Sims: The best line in the movie is Benoit saying to Kate Hudson’s character [a fashion designer named Birdie], “It’s a dangerous thing to mistake speaking without thought for speaking the truth,” and her replying, “Are you calling me dangerous?” You’re illustrating the voice that certain people present to society.

Johnson: The whole movie, for me, is a bit of a primal scream against the carnival-like idiocy of the past six years.

Sims: Do you think it’s an angrier movie than Knives Out?

Johnson: I think it’s absolutely an angrier movie, for me at least. I hope the experience of watching it doesn’t feel like an angry, hateful thing. But it’s definitely coming from a place of just wanting to scream about a lot of things.

Sims: Mystery movies, and movies about detectives and cops, can feel a little easy. People get justifiably frustrated these days with the conclusion of “The sirens are going; he’s about to be taken away; great, problem solved.”

Johnson: That gets to the heart of the genre, though. It’s an essentially conservative genre. Chaos is created, and then the paternal detective finds the truth and solves it all. Look at the periods where this genre has spiked in popularity, the golden age of detective fiction, which peaked in the ’30s during the rise of Hitler and the uncertainty in the world. You look at today, and the genre’s having a little bit of a resurgence—right when the whole concept of a truth that, once revealed, sets everything right is being shaken to its foundation.

Sims: I think people crave endings. I love endings, and often, in our current culture, things can’t end; stories have to tease the next thing. And I know you’re going to make another one of these. You’re part of the problem.

Johnson: I’ve tried hard to make them self-contained. Honestly, I’m pissed off that we have A Knives Out Mystery in the title. You know? I want it to just be called Glass Onion. I get it, and I want everyone who liked the first movie to know this is next in the series, but also, the whole appeal to me is it’s a new novel off the shelf every time. But there’s a gravity of a thousand suns toward serialized storytelling.

Sims: When you wrote Knives Out initially, you’d just made a Star Wars movie; you’d made episode eight in a series that will never probably end. Were you craving to get away from that, or did you immediately have the thought that you could do a bunch of [Benoit Blanc mysteries]?

Johnson: Look, in terms of the Star Wars movie I did, I tried to give it a hell of an ending. I love endings so much that even doing the middle chapter of the trilogy, I tried to give it an ending. A good ending that recontextualizes everything that came before it and makes it a beautiful object unto itself—that’s what makes a movie a movie. It feels like there’s less and less of that. This whole poisonous idea of creating [intellectual property] has completely seeped into the bedrock of storytelling. Everyone is just thinking, How do we keep milking it? I love an ending where you burn the Viking boat into the sea.

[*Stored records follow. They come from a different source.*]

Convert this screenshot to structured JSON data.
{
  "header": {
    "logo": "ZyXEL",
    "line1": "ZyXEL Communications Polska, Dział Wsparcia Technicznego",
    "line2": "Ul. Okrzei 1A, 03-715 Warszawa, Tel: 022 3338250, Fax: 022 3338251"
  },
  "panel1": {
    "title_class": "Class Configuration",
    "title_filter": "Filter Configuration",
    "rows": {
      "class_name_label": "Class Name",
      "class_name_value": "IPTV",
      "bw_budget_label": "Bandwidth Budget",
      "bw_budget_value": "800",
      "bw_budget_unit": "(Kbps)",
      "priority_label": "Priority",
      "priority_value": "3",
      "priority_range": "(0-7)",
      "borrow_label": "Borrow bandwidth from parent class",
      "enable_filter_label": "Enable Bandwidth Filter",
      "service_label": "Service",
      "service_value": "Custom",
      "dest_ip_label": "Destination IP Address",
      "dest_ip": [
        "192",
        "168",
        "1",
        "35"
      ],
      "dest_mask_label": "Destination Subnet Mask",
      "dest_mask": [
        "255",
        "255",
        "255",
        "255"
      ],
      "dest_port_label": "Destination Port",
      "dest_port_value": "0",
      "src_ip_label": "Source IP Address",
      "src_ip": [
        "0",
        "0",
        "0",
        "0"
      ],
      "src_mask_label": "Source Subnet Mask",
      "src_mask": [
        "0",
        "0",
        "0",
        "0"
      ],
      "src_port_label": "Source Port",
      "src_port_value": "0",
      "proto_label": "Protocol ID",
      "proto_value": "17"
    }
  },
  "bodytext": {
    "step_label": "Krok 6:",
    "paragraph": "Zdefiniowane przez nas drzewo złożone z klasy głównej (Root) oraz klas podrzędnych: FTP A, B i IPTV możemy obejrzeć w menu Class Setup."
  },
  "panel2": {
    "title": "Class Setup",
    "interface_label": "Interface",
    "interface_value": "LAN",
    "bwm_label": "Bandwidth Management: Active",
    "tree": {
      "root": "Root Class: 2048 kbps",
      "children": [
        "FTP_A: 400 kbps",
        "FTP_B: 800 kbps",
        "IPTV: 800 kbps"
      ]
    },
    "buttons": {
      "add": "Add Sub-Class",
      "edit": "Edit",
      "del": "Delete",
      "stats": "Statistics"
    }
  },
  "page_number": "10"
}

Sims: Your movie will be in theaters, which I’m very happy about. But I’d love it to be in theaters longer.

Johnson: I’d love it to be [in theaters] longer; I’d love it to be in more theaters. But also, I appreciate that Netflix has done this, because this was a huge effort on their part, and the theater chains, to reach across the aisle and make this happen. I’m hoping it does really well so we can demonstrate that they can complement each other.

Sims: I like watching movies at home. But you and I both know it’s just not the same.

Johnson: It’s not about the size of the picture, or the sound, or the sanctity of the space, or the magic of cinema, or whatever the fuck. It’s about having a crowd of people around you laughing and reacting. Because these movies are engineered for that.